Hydrangeas are her favorite plant, both for bouquets and for the garden. “They’re beautiful in bud and in bloom, and the flowers are great dried in arrangements,” she says. Margy also grows lots of crocosmia, acanthus and dahlias. Then in late spring, she plants annuals like geraniums, zinnias and begonias for color and cutting. “I love wax begonias … they grow big and fluffy and bloom for months,” she says.
Margy planted edibles in the sunnier areas of this mostly shady garden. There’s a little strip of vegetable garden near the sidewalk. “That’s where I grow ingredients for tabbouleh: parsley, herbs and tomatoes,” she says. Along one side is a raspberry patch she describes as “my husband’s pride and joy.”
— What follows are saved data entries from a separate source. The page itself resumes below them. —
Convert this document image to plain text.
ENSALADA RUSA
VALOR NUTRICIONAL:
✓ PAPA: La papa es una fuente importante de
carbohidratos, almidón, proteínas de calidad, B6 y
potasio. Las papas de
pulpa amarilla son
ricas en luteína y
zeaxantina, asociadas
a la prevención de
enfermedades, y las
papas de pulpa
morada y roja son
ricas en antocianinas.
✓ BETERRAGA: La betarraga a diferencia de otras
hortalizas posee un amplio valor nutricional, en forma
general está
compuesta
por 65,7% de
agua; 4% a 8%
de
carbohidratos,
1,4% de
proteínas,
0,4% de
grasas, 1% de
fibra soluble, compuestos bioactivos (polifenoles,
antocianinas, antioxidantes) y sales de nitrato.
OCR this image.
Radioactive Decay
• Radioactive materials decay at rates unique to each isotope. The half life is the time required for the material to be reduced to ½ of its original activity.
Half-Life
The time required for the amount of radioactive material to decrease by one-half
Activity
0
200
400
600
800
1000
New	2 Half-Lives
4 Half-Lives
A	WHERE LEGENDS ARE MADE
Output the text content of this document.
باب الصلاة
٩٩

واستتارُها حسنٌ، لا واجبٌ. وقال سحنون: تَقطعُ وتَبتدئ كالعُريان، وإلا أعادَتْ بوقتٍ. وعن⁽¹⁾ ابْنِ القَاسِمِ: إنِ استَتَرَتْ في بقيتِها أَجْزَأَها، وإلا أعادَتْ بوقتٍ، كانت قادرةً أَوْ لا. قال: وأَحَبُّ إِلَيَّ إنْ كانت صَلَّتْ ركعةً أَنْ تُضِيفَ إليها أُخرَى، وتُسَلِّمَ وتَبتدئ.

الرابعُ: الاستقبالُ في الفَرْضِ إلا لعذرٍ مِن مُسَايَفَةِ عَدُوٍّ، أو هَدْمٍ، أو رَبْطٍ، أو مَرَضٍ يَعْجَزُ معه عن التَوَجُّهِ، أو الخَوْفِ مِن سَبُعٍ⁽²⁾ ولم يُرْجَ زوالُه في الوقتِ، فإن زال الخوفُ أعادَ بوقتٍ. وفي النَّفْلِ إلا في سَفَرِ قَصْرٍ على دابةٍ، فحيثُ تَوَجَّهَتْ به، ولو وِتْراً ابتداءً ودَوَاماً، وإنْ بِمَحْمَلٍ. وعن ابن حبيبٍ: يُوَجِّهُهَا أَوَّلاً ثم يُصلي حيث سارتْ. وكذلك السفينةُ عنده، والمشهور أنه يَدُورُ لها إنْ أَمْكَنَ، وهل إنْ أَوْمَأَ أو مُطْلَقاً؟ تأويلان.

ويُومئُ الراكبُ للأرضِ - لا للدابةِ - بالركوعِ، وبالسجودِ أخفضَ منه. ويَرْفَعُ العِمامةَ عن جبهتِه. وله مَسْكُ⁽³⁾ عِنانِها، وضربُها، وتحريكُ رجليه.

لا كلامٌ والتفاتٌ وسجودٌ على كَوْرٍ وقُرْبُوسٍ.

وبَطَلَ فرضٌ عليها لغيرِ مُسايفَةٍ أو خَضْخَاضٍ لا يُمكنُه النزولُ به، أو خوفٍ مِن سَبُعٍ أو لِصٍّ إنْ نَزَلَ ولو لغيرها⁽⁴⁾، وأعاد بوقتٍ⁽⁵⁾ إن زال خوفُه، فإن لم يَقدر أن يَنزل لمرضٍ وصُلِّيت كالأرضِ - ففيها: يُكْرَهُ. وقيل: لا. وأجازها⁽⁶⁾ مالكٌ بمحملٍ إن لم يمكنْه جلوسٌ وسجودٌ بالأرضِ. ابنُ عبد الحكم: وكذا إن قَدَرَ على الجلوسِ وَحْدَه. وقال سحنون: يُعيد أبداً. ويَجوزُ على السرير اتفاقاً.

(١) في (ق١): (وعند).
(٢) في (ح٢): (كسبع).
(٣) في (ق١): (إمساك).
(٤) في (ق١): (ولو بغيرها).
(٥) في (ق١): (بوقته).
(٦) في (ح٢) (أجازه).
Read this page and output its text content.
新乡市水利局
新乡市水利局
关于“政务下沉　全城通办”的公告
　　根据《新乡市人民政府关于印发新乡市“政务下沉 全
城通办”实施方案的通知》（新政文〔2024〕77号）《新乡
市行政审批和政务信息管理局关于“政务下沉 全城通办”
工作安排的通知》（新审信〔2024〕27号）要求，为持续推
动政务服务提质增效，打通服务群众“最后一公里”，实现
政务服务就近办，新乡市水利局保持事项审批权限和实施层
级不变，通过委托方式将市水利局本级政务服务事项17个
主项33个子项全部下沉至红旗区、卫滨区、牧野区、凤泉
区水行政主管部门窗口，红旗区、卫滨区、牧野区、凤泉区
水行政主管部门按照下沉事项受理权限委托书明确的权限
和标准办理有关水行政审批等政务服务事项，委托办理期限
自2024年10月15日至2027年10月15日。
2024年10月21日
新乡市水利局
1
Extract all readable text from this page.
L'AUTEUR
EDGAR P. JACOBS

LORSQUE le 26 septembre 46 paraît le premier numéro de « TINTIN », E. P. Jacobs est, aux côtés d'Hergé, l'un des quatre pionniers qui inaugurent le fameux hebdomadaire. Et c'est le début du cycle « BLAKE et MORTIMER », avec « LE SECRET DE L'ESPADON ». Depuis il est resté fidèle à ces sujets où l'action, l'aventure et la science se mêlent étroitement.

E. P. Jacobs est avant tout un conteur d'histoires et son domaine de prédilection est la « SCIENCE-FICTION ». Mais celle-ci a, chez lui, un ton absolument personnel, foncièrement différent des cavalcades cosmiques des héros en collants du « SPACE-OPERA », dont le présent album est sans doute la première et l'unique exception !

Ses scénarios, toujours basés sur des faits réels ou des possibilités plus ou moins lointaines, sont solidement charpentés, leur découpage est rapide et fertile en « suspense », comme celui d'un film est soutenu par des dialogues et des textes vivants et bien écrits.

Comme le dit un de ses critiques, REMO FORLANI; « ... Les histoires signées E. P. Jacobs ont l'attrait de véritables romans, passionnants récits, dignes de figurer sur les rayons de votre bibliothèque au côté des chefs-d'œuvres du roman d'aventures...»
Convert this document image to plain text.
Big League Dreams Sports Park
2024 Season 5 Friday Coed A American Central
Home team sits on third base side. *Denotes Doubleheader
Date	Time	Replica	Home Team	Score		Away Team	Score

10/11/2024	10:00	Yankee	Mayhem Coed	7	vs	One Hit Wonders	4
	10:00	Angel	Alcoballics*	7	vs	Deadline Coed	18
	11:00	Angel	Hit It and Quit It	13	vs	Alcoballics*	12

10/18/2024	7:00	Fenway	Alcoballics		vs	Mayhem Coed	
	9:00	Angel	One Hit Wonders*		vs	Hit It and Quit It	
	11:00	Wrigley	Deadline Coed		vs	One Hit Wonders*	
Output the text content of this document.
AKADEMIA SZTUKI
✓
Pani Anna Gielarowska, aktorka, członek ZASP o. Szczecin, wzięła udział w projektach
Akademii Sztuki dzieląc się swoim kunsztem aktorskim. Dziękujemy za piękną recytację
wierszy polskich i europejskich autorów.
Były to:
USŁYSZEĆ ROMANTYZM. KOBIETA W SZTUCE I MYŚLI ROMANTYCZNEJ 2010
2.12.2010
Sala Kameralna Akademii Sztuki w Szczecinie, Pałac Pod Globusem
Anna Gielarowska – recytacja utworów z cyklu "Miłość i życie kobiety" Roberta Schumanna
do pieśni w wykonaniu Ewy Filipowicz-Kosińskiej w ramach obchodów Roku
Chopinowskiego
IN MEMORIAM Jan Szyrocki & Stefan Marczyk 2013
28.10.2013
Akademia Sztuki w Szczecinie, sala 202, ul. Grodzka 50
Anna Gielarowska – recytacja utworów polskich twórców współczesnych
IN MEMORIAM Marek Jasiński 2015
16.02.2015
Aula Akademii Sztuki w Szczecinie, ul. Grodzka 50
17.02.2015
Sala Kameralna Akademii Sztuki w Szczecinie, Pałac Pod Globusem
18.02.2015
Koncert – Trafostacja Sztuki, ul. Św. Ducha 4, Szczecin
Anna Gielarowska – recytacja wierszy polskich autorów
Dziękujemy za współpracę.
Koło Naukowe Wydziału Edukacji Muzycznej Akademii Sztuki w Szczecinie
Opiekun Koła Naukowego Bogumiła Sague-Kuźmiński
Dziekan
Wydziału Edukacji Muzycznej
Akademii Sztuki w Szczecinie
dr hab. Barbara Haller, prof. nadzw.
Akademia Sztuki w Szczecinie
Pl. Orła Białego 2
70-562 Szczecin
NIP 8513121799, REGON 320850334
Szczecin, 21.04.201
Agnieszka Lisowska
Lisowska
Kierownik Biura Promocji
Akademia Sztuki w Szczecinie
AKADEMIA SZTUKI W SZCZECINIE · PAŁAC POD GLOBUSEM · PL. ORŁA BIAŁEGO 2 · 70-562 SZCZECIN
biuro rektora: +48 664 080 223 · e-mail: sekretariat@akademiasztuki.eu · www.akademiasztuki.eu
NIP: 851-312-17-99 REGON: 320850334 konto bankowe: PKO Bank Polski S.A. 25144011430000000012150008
Despite the garden’s historic ambience, the Samuelsons have never been shy about changes and updates. For years, Margy has plumped up the garden with the materials she needs for arrangements. Next she hopes to add a patio in the middle of the lawn. And she is planning a memorial garden for her deceased goddaughter, filled with the white hydrangeas that she loved.
Yet all the mossy river rocks, the old stones underfoot and the canopy of mature shrubs and trees make you feel like you’ve stepped back in time when you walk through the Samuelsons’ garden gate. “I feel Charlotte’s (the original gardener) spirit here in the garden,” says Margy. “She left me great soil, good garden bones and hardly any slugs.”